The Things I Made of the Night
Daniel Bailey

I made a small painting last night. It was a nude painting. It was a line of cows walking into a slaughterhouse with naked women on their backs. The cows were naked and the women were naked. It's called "Nude Cows #1." I folded it up and put it in my pocket. I sat on the painting and crushed it. I thought about running into a burning building with it and not coming out.
I wrote a book last night. I called it I have 100 pages that say I am smarter than you and have accomplished more with my life than you will ever accomplish with your life and that asshole boyfriend of yours, what's his name? I saved it to my hard drive and then threw the fucking computer off a cliff and followed it.
My mom called me last night. She said, When are you coming home, David. I said, When will someone understand?
I made a short film last night. I did it in one take. I stood in front of my refrigerator and opened the door and looked into the refrigerator and tried to think of what to eat. There is no dialogue. It's just me looking into the refrigerator, but what the audience can't see is that the refrigerator is empty, that there is no food, that there is a famine in the film. The film is ten minutes long. The last three minutes are me crying in front of the refrigerator and it was all real. I called the film I am so fucking hungry; god take my hands away from my face so I can see to find relief. I burned it to a blank DVR and sent it to the child I'm saving in Burundi. He has no mother or father. No girlfriend or wife. Just a brother and sister to take care of until starvation kills them. I want him to see that we're the same.

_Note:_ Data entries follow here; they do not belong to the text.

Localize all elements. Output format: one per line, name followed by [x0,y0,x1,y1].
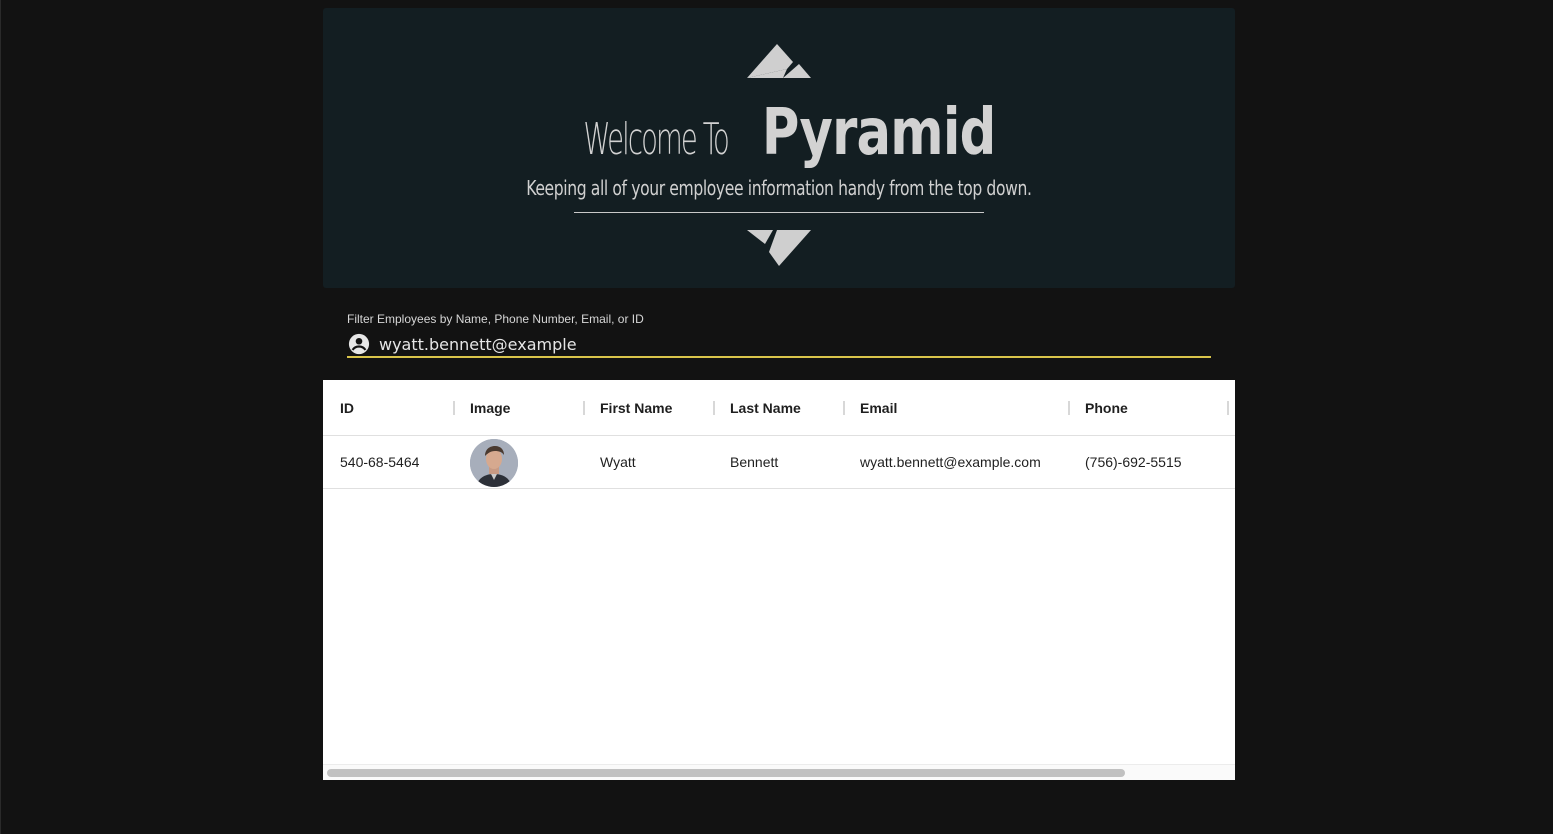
filter-input[interactable] [379,332,1199,356]
table-row[interactable]: 540-68-5464 Wyatt Bennett wyatt.bennett@… [323,436,1235,489]
title-prefix: Welcome To [583,114,729,165]
column-header-image[interactable]: Image [453,380,583,436]
column-header-id[interactable]: ID [323,380,453,436]
cell-phone: (756)-692-5515 [1085,454,1182,470]
column-resize-handle[interactable] [1227,401,1229,415]
person-photo-icon [470,439,518,487]
hero-subtitle-text: Keeping all of your employee information… [526,176,1032,200]
filter-underline [347,356,1211,358]
column-header-email[interactable]: Email [843,380,1068,436]
hero-divider [574,212,984,213]
pyramid-top-icon [747,44,811,78]
column-header-phone[interactable]: Phone [1068,380,1228,436]
employee-avatar [470,439,518,487]
employee-table: ID Image First Name Last Name Email Phon… [323,380,1235,780]
cell-id: 540-68-5464 [340,454,420,470]
scrollbar-thumb[interactable] [327,769,1125,777]
employee-filter: Filter Employees by Name, Phone Number, … [347,310,1211,360]
page-background: Welcome To Pyramid Keeping all of your e… [0,0,1553,834]
cell-last-name: Bennett [730,454,779,470]
hero-subtitle: Keeping all of your employee information… [323,176,1235,200]
pyramid-bottom-icon [747,230,811,266]
column-header-last-name[interactable]: Last Name [713,380,843,436]
table-header: ID Image First Name Last Name Email Phon… [323,380,1235,436]
filter-label: Filter Employees by Name, Phone Number, … [347,312,644,326]
page-title: Welcome To Pyramid [323,96,1235,170]
horizontal-scrollbar[interactable] [323,764,1235,780]
cell-email: wyatt.bennett@example.com [860,454,1041,470]
brand-name: Pyramid [761,96,996,170]
column-header-first-name[interactable]: First Name [583,380,713,436]
hero-banner: Welcome To Pyramid Keeping all of your e… [323,8,1235,288]
account-circle-icon [348,333,370,355]
cell-first-name: Wyatt [600,454,636,470]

I drew a picture of my face last night. I made seven mistakes. My nose was too straight. My eyes were too symmetrical. My mouth was too beautiful. My hair was too perfect. My beard was too well-maintained. My forehead was too clear. And my ears. I forgot my ears. It didn't look like me. It was better. A me she could fall in love with. I hung it on my mirror and stared at it. I removed the mirror and threw it onto the roof.
I don't believe in the value of art.
She wrote a blog entry last night. She doesn't know I still read it. It was titled, "pictures from our trip to tennessee." Her on Lookout Mountain. Him on Lookout Mountain. Great scenery. I thought about posting an anonymous comment. What's it like being so high up? Can you see the past from there? What about the future?
I wrote a poem last night. It didn't rhyme. There was no meter. I called it When I see a dog's ribs I want to put my fingers between the dogs ribs and lift the dog until it's above my head and watch the dog look down at me sadly and make a high pitched noise like it's tapping out. It doesn't mean anything. It was mostly a list of things I don't understand. Why people believe the world will end in rapture or in nuclear fallout when epidemic is the obvious answer. Why scientists and doctors always dress in white. Shit like that. I printed it out and fed it to my turtle. All art should have a use.
Last night the moon looked like a ferryboat capsized by a storm. It was an art of a different kind. It was the art of standing in one place long enough to fantasize about the sky speaking to you. It doesn't happen often. No one has the patience. Mine was a fucking masterpiece. A cloud passed and the ferryboat had righted itself. All the drowning passengers were back in their seats. Another happy ending. Brilliant.